Building a Trading Application

Discussion in 'Automated Trading' started by obeleob, Jul 18, 2009.

  1. obeleob

    obeleob

    I am building a trading application. I was just wondering if anybody out there has built one before and if so can you give me some pointers on what to look out for.... pitfalls so to speak.

    Thx in advance!!
     
  2. Hi obeleob,

    I already have developed a trading application, but to give you some useful information I need to know what kind of trading application are you going to develop? Do you want to access real-time quotes or EOD? Do you want to submit/manage orders? Which broker will you use for that? What is your programming-language? Which platforms do you want to support? Do you want to provide charts? DOM? Watchlists? Automated Trading, e.g. Strategy-development? Backtesting?

    Sorry to answer your question with some more questions, but to be helpful I need some more information to know if I can answer your questions.

    Daniel
     
  3. chvid

    chvid

  4. If you want to get into automation, you should start with Tradestation.

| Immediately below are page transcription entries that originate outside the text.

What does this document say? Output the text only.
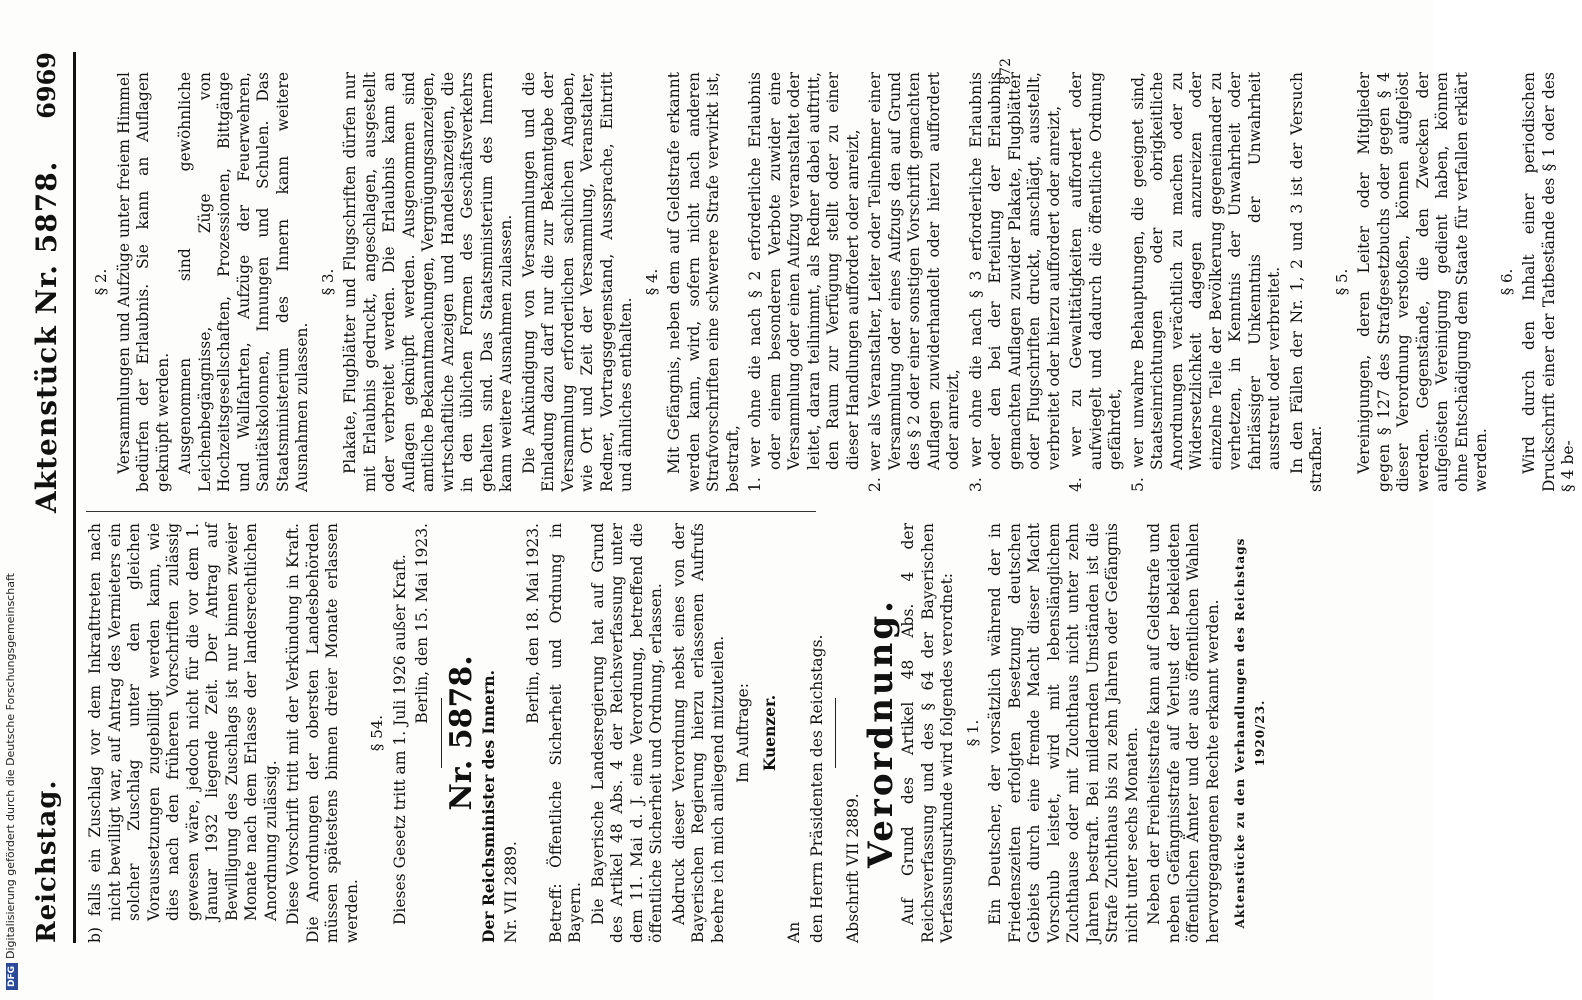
Reichstag.
Aktenstück Nr. 5878.
6969

b) falls ein Zuschlag vor dem Inkrafttreten nach nicht bewilligt war, auf Antrag des Vermieters ein solcher Zuschlag unter den gleichen Voraussetzungen zugebilligt werden kann, wie dies nach den früheren Vorschriften zulässig gewesen wäre, jedoch nicht für die vor dem 1. Januar 1932 liegende Zeit. Der Antrag auf Bewilligung des Zuschlags ist nur binnen zweier Monate nach dem Erlasse der landesrechtlichen Anordnung zulässig. Diese Vorschrift tritt mit der Verkündung in Kraft. Die Anordnungen der obersten Landesbehörden müssen spätestens binnen dreier Monate erlassen werden.

§ 54. Dieses Gesetz tritt am 1. Juli 1926 außer Kraft. Berlin, den 15. Mai 1923.

Nr. 5878. Der Reichsminister des Innern. Nr. VII 2889.

Berlin, den 18. Mai 1923. Betreff: Öffentliche Sicherheit und Ordnung in Bayern. Die Bayerische Landesregierung hat auf Grund des Artikel 48 Abs. 4 der Reichsverfassung unter dem 11. Mai d. J. eine Verordnung, betreffend die öffentliche Sicherheit und Ordnung, erlassen. Abdruck dieser Verordnung nebst eines von der Bayerischen Regierung hierzu erlassenen Aufrufs beehre ich mich anliegend mitzuteilen. Im Auftrage: Kuenzer.

An den Herrn Präsidenten des Reichstags. Abschrift VII 2889.

Verordnung.

Auf Grund des Artikel 48 Abs. 4 der Reichsverfassung und des § 64 der Bayerischen Verfassungsurkunde wird folgendes verordnet: § 1. Ein Deutscher, der vorsätzlich während der in Friedenszeiten erfolgten Besetzung deutschen Gebiets durch eine fremde Macht dieser Macht Vorschub leistet, wird mit lebenslänglichem Zuchthause oder mit Zuchthaus nicht unter zehn Jahren bestraft. Bei mildernden Umständen ist die Strafe Zuchthaus bis zu zehn Jahren oder Gefängnis nicht unter sechs Monaten. Neben der Freiheitsstrafe kann auf Geldstrafe und neben Gefängnisstrafe auf Verlust der bekleideten öffentlichen Ämter und der aus öffentlichen Wahlen hervorgegangenen Rechte erkannt werden. Aktenstücke zu den Verhandlungen des Reichstags 1920/23.

§ 2. Versammlungen und Aufzüge unter freiem Himmel bedürfen der Erlaubnis. Sie kann an Auflagen geknüpft werden. Ausgenommen sind gewöhnliche Leichenbegängnisse, Züge von Hochzeitsgesellschaften, Prozessionen, Bittgänge und Wallfahrten, Aufzüge der Feuerwehren, Sanitätskolonnen, Innungen und Schulen. Das Staatsministerium des Innern kann weitere Ausnahmen zulassen.

§ 3. Plakate, Flugblätter und Flugschriften dürfen nur mit Erlaubnis gedruckt, angeschlagen, ausgestellt oder verbreitet werden. Die Erlaubnis kann an Auflagen geknüpft werden. Ausgenommen sind amtliche Bekanntmachungen, Vergnügungsanzeigen, wirtschaftliche Anzeigen und Handelsanzeigen, die in den üblichen Formen des Geschäftsverkehrs gehalten sind. Das Staatsministerium des Innern kann weitere Ausnahmen zulassen. Die Ankündigung von Versammlungen und die Einladung dazu darf nur die zur Bekanntgabe der Versammlung erforderlichen sachlichen Angaben, wie Ort und Zeit der Versammlung, Veranstalter, Redner, Vortragsgegenstand, Aussprache, Eintritt und ähnliches enthalten.

§ 4. Mit Gefängnis, neben dem auf Geldstrafe erkannt werden kann, wird, sofern nicht nach anderen Strafvorschriften eine schwerere Strafe verwirkt ist, bestraft, 1. wer ohne die nach § 2 erforderliche Erlaubnis oder einem besonderen Verbote zuwider eine Versammlung oder einen Aufzug veranstaltet oder leitet, daran teilnimmt, als Redner dabei auftritt, den Raum zur Verfügung stellt oder zu einer dieser Handlungen auffordert oder anreizt, 2. wer als Veranstalter, Leiter oder Teilnehmer einer Versammlung oder eines Aufzugs den auf Grund des § 2 oder einer sonstigen Vorschrift gemachten Auflagen zuwiderhandelt oder hierzu auffordert oder anreizt, 3. wer ohne die nach § 3 erforderliche Erlaubnis oder den bei der Erteilung der Erlaubnis gemachten Auflagen zuwider Plakate, Flugblätter oder Flugschriften druckt, anschlägt, ausstellt, verbreitet oder hierzu auffordert oder anreizt, 4. wer zu Gewalttätigkeiten auffordert oder aufwiegelt und dadurch die öffentliche Ordnung gefährdet, 5. wer unwahre Behauptungen, die geeignet sind, Staatseinrichtungen oder obrigkeitliche Anordnungen verächtlich zu machen oder zu Widersetzlichkeit dagegen anzureizen oder einzelne Teile der Bevölkerung gegeneinander zu verhetzen, in Kenntnis der Unwahrheit oder fahrlässiger Unkenntnis der Unwahrheit ausstreut oder verbreitet. In den Fällen der Nr. 1, 2 und 3 ist der Versuch strafbar.

§ 5. Vereinigungen, deren Leiter oder Mitglieder gegen § 127 des Strafgesetzbuchs oder gegen § 4 dieser Verordnung verstoßen, können aufgelöst werden. Gegenstände, die den Zwecken der aufgelösten Vereinigung gedient haben, können ohne Entschädigung dem Staate für verfallen erklärt werden.

§ 6. Wird durch den Inhalt einer periodischen Druckschrift einer der Tatbestände des § 1 oder des § 4 be-

872
DFGDigitalisierung gefördert durch die Deutsche Forschungsgemeinschaft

    After you become famaliar with their system, the logic behind building an application, how to test, debug and automate (your already well defined trading strategies), as well as how to allocate resources for your trades, you will be ready to move on from there.

    Then you should learn a programming langage (C# is a popular one) and move on to an intermediate level application like SmartQuant or NinjaTrader.

    Good look on your quest.
     


  5. For a beginner, also consider MultiCharts which has most of the features of TradeStation and even some additional ones with less limitations for broker and data feed.

    After you get the basics and need a serious platform, check out also TickZOOM since it's comparable to the others mentioned but has the advantage of open source and we are willing to customize it for you, if needed.

    Wayne
     
  6. danzman

    danzman

    The main pitfalls would be time and cost. Instead of rebuilding the wheel, it's often a great idea to use an existing package as a foundation, and then use DLL functions to implement whatever you're trying to do (I'm assuming that you can't do what you're trying to do with Tradestation or Ninjatrader or the many others available).

    Now if you're trying to do some type of cloud computing...the homemade route is probably better than buying 1000 licenses.

    D
     
  7. That level of strategy develop you describe if far easier with TZ simply because the platform is open source. Plus, TZ is committed to the best performance possible. The licenses already allow multiple CPUs. If someone really has a way to make cloud computing speed the processing, then we'll adjust the licensing to allow that.

    But the reality, of testing trading is that there are serious limitations to how much work you can do in parrallel.

    That's because any serious historical test on multiple symbols or strategies will want to have portfolio level position sizing and risk management.

    In that case every strategy instance that's running depends on all the others to adjust position sizing.

    What really slows down parrallel processing is the intercommunication and synchronization between threads.

    If that is done as a "cloud" on multiple separate servers then the commication between them will be extremely high volume and across a slow network.

    It's far more efficient to use multiple threads on a multi-core CPU.

    TickZoom is looking into using a GPU but it's unclear if that will be a performance gain.

    The real frontier in optimizing is still in speeding up/optimizing the software rather than throwing more hardware at the problem.